With the head of an elephant, Ganesha becomes awake as Shiva’s son, and functions as the great guru and the giver of wisdom through Shiva’s power within him. He gains access to the mantric energies of the cosmic mind, in which all the higher knowledge is stored, the omkara of Lord Shiva, which is Ganesha’s own word of power.

Such higher knowledge as Ganesha possesses cannot be transmitted to the mortal mind, put into ordinary language or logic, or confined to the parameters of mere human depictions. It requires going beyond the intellect and emotions to unitary awareness or samadhi, which rests upon a profound Yoga sadhana.

Ganesha represents the cosmic realisation of the Self as all nature, and can teach that infinite truth to us. But for this to occur we must also learn to go beyond the mind, something that most modern intellectuals with all their opinionated views are not likely to attempt.
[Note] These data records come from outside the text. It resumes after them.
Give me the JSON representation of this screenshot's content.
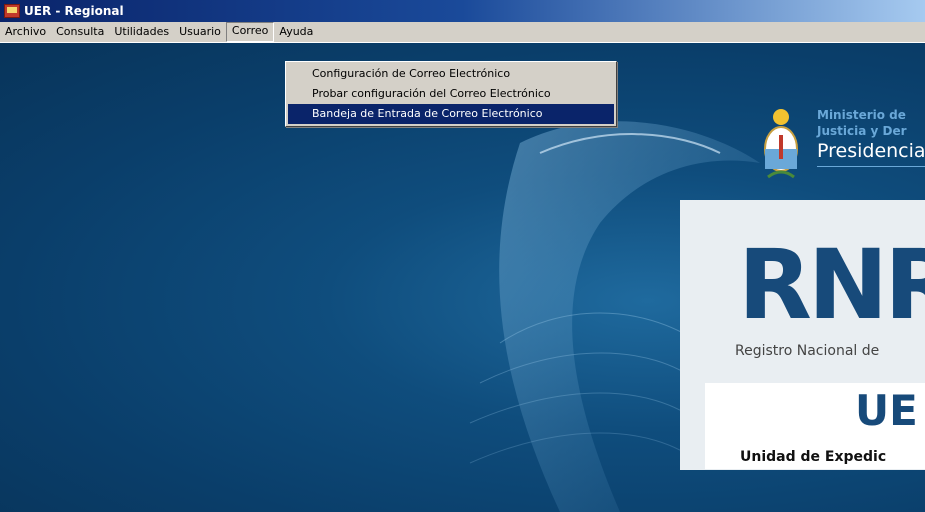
{
  "window": {
    "title": "UER - Regional"
  },
  "menubar": {
    "items": [
      {
        "label": "Archivo"
      },
      {
        "label": "Consulta"
      },
      {
        "label": "Utilidades"
      },
      {
        "label": "Usuario"
      },
      {
        "label": "Correo"
      },
      {
        "label": "Ayuda"
      }
    ]
  },
  "correo_menu": {
    "items": [
      {
        "label": "Configuración de Correo Electrónico"
      },
      {
        "label": "Probar configuración del Correo Electrónico"
      },
      {
        "label": "Bandeja de Entrada de Correo Electrónico"
      }
    ],
    "selected_index": 2
  },
  "background": {
    "ministry_line1": "Ministerio de",
    "ministry_line2": "Justicia y Der",
    "ministry_line3": "Presidencia",
    "rnp_logo": "RNR",
    "rnp_subtitle": "Registro Nacional de",
    "uer_logo": "UE",
    "uer_subtitle": "Unidad de Expedic"
  },
  "colors": {
    "desktop": "#0a3e6a",
    "menu_highlight": "#0a246a",
    "logo_blue": "#174a7a"
  }
}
To worship Ganesha, we must become Ganesha, which is to let go of our outer minds and embrace the unknown higher knowledge, becoming the entire universe and beyond, Shiva and Shakti, both within and around us. To do that we must become humble and let Shiva and Parvati enter into us. Jai Ganesha! – Daily-O, 24 August 2017

» Dr David Frawley (Pandit Vamadeva Shastri) is the director of the American Institute of Vedic Studies and the author of more than 30 books on yoga and vedic traditions. He tweets @davidfrawleyved.